Dem damit im Juni 1994 gegebenen Eintritt des Leistungsfalles steht nicht entgegen, dass die Klägerin wiederholt in Beschäftigungsverhältnissen stand, von der Bundesanstalt für Arbeit als arbeitssuchend behandelt wurde und aus einem Klinikaufenthalt als arbeitsfähig entlassen wurde. Für die wiederholten Beschäftigungsverhältnisse folgt dies bereits aus dem Umstand, dass diese sämtlichst vor dem Eintritt des Leistungsfalles lagen, die Klägerin also nur noch bis zum Juni 1994 erwerbstätig war, nicht aber mehr danach. Hinzu kommt, dass bereits die letzten Beschäftigungsverhältnisse seit dem Jahre 1992 jeweils nur wenige Monate dauerten und arbeitgeberseitig gekündigt wurden wegen zunehmender Angstzustände der Klägerin, was darauf schließen lässt, dass die Klägerin bereits seit dieser Zeit unter Umständen keine dauerhafte Erwerbstätigkeit unter Be-triebsüblichen Bedingungen mehr ausführen konnte. Es erscheint daher insbesondere nachvollziehbar, dass die Sachverständige Frau Dr. I. die Klägerin "spätestens" im Juni 1994 für erwerbsunfähig hielt. Dass die Klägerin bis zum Frühjahr 1995 von der BA als arbeitssuchend geführt wurde und Leistungen bezog, rechtfertigt keine andere Beurteilung.
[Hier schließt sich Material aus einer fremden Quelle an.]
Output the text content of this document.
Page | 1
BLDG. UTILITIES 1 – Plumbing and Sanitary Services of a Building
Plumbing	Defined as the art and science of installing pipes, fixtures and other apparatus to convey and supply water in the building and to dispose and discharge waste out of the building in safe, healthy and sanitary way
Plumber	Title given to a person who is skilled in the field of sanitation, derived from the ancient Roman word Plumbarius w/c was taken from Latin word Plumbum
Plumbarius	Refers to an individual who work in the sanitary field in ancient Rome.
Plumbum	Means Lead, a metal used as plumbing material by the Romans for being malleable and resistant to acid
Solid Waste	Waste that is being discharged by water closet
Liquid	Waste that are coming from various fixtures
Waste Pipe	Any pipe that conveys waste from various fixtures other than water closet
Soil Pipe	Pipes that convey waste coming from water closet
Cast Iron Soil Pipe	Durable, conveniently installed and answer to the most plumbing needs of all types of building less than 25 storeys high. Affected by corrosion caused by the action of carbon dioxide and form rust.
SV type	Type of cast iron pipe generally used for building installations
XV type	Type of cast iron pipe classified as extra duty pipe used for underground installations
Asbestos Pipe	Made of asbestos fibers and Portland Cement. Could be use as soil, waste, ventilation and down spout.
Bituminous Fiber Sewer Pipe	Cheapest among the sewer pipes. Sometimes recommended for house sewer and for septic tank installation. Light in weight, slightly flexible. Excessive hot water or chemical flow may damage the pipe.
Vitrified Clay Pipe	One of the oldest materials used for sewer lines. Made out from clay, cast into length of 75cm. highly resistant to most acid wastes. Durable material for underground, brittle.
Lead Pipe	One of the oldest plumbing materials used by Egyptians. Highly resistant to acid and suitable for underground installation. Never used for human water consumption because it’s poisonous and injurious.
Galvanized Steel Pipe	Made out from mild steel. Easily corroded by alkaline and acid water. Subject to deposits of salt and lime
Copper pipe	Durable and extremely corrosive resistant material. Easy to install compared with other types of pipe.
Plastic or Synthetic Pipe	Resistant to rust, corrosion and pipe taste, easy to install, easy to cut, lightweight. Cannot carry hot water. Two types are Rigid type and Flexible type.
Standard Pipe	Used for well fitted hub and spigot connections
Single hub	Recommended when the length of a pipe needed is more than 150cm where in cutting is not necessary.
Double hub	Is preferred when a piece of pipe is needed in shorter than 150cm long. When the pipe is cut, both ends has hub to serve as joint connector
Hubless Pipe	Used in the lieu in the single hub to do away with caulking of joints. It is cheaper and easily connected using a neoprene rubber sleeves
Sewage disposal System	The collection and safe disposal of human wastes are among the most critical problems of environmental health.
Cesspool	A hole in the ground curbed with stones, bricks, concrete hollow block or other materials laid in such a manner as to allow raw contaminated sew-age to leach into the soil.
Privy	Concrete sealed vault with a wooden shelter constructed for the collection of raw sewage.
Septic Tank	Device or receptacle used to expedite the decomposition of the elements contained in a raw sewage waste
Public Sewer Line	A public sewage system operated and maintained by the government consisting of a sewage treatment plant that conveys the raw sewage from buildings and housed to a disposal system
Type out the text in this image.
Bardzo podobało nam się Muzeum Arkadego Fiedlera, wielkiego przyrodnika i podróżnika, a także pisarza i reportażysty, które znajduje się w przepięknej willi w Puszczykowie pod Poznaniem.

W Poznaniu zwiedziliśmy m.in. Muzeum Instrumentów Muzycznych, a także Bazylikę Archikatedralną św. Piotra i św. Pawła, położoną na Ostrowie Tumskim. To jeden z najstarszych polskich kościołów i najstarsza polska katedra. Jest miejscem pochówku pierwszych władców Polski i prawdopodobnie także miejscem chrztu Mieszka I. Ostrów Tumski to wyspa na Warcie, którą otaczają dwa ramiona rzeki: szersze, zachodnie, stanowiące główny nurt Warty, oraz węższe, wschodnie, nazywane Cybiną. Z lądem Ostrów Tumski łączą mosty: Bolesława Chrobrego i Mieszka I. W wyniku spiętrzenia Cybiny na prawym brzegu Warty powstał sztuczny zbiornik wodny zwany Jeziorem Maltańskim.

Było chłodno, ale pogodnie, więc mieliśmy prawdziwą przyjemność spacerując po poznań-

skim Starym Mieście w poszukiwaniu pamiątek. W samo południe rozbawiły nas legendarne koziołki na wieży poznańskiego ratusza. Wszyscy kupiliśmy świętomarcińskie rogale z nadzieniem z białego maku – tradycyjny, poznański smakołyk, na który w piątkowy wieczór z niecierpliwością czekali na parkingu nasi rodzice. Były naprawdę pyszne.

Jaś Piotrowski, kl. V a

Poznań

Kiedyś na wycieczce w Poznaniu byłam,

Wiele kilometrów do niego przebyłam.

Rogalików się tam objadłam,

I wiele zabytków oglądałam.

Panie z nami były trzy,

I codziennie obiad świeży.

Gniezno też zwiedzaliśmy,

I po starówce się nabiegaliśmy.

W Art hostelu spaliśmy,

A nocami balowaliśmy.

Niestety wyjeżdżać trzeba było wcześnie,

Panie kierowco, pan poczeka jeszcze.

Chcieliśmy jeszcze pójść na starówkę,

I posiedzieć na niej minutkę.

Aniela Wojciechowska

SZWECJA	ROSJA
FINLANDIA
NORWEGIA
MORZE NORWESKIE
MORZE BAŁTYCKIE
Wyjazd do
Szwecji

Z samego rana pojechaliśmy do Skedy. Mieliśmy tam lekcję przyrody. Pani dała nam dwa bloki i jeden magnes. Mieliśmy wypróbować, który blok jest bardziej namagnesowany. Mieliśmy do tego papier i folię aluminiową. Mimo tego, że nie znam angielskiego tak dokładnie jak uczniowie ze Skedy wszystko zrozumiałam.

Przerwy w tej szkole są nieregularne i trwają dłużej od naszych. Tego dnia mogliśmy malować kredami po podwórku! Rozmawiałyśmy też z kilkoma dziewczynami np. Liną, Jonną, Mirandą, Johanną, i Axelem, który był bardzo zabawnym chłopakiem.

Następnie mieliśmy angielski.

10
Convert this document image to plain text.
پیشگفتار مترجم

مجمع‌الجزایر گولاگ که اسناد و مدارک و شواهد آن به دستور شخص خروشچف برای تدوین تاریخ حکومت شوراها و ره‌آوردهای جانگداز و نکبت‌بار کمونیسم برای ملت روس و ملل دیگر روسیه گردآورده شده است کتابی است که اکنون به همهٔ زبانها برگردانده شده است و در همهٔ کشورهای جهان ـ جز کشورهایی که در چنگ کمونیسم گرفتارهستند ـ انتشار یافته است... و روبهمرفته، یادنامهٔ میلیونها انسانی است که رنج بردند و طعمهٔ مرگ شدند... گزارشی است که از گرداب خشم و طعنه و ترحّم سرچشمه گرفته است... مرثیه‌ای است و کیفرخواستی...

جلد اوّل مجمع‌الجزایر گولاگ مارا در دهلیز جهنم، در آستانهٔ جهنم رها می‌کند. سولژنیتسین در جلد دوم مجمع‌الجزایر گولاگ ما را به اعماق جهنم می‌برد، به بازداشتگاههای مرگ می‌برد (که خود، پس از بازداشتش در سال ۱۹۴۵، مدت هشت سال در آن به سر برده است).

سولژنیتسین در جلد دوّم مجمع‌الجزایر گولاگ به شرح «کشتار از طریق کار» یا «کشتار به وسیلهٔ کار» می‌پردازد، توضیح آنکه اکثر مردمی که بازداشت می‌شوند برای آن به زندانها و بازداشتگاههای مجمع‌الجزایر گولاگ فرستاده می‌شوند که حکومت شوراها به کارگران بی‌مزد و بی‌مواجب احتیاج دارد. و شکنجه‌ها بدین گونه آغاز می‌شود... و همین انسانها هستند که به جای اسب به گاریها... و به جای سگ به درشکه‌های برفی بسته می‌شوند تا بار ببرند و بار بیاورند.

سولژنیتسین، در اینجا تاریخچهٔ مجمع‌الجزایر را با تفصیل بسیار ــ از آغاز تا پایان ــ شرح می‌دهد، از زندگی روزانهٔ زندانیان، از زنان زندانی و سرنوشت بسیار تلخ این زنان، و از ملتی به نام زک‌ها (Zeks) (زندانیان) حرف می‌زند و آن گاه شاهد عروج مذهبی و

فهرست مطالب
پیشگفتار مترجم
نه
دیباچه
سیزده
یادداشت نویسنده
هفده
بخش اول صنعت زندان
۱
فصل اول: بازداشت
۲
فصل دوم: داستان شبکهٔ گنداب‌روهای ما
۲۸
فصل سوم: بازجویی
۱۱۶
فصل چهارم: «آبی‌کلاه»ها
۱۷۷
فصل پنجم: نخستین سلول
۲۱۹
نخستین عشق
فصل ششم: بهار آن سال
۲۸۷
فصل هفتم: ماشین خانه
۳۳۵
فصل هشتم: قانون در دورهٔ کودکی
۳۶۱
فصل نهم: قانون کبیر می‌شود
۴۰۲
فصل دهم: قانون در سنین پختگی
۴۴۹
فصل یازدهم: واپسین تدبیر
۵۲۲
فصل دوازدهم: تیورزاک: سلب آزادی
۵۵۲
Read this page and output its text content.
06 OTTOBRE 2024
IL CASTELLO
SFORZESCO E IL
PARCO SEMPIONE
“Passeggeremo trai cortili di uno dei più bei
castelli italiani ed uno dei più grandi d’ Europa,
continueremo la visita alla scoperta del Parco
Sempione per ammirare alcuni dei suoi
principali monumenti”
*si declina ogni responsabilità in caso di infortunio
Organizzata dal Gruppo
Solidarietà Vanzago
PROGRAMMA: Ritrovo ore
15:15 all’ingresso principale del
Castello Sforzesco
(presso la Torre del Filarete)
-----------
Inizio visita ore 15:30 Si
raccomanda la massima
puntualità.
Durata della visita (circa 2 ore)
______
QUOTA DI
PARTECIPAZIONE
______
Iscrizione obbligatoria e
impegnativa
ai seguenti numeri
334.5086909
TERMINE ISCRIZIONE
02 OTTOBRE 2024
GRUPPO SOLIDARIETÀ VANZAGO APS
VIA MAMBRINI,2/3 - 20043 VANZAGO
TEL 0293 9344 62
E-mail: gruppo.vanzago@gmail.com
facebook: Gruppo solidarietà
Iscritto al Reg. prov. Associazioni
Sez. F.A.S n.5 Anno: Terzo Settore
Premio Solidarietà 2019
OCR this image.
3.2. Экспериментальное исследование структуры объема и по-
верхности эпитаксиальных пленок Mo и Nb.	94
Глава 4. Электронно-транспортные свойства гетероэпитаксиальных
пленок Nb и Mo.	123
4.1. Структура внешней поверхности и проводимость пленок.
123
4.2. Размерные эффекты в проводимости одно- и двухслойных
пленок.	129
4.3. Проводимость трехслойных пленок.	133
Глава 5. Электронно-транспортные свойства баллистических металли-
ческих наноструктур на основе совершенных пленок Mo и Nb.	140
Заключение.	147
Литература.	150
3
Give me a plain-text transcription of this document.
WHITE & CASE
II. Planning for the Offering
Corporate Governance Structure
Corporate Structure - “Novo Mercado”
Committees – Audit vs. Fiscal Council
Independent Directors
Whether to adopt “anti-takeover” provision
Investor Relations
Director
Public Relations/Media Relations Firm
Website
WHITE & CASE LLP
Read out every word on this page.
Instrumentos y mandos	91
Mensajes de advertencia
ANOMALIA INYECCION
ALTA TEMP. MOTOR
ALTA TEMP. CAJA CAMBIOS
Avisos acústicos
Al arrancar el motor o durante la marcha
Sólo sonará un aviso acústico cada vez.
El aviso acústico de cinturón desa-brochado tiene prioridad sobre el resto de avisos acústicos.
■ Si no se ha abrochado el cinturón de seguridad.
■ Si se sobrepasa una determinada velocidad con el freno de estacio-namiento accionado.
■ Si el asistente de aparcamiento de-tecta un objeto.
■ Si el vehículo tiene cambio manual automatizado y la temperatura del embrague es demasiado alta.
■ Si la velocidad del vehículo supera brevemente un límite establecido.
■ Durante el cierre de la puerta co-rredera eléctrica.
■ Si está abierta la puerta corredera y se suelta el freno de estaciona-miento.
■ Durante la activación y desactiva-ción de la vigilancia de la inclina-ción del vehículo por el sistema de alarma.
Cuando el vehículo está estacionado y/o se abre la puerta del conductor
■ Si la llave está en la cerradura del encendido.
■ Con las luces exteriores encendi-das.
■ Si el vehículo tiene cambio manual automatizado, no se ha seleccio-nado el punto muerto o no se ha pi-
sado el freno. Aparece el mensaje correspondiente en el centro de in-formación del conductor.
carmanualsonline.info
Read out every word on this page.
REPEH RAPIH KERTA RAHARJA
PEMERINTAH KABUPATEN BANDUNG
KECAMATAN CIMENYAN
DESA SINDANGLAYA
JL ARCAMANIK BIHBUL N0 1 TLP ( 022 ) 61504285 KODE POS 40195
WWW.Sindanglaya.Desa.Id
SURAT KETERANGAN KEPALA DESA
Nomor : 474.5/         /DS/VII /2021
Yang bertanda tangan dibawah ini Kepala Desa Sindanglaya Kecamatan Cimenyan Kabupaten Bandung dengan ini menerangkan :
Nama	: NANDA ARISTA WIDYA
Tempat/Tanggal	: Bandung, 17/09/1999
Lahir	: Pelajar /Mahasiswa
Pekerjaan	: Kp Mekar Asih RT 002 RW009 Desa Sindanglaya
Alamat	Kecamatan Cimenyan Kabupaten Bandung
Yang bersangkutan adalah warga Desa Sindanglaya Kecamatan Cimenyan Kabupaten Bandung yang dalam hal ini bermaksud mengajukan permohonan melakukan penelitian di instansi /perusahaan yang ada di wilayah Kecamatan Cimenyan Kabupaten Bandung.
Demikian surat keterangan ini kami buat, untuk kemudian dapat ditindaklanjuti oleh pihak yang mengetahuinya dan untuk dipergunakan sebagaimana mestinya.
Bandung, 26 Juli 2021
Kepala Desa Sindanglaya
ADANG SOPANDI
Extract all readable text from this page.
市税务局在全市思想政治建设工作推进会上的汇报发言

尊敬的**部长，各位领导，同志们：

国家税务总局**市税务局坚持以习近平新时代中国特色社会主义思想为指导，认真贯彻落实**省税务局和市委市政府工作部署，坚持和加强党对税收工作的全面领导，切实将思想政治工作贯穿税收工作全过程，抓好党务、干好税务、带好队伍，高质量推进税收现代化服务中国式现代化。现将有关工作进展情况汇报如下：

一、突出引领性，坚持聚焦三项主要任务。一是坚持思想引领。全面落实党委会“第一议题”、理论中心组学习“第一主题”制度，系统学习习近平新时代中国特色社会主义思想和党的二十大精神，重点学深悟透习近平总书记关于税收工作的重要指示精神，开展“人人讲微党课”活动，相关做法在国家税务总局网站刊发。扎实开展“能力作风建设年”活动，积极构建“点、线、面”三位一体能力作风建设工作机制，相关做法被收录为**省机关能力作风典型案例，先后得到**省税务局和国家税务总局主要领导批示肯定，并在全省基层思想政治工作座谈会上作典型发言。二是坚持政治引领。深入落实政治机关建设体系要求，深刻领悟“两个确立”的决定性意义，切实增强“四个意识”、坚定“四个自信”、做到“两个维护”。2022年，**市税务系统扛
Denn das zuständige Arbeitsamt (AA) Uelzen hatte bereits mit Schreiben vom 15. November 1994 mitgeteilt, die Klägerin nicht mehr für mindestens halbschichtig belastungsfähig zu halten und deshalb die Leistungen eingestellt. Hierauf hat das SG in den Entscheidungsgründen seines Urteils zutreffend hingewiesen. Und dass die Klägerin aus dem Klinikaufenthalt 1992/93 als "arbeitsfähig" entlassen wurde, ist bereits deshalb ohne rechtliche Bedeutung, weil es bei der Bestimmung des Leistungsfalles der EU/BU nicht auf eine Prognose, sondern auf eine retrospektive Betrachtung ankommt (siehe oben) und sich zudem die seinerzeitige Prognose der Klinik auch tatsächlich als unzutreffend erwies, weil die Klägerin nach der Entlassung noch ca. 9 Monate arbeitsunfähig blieb und dann nur noch wenige Monate und letztmalig berufstätig sein konnte.

21

Ein späterer Leistungsfall der EU als die letzte Krankschreibung am 28. Juni 1994 lässt sich damit nicht feststellen.

22

Die Berufung war daher zurückzuweisen.

23

Die Kostenentscheidung folgt aus § 193 Abs. 1 SGG.

24

Es hat kein gesetzlicher Grund gem. § 160 Abs. 2 SGG vorgelegen, die Revision zuzulassen.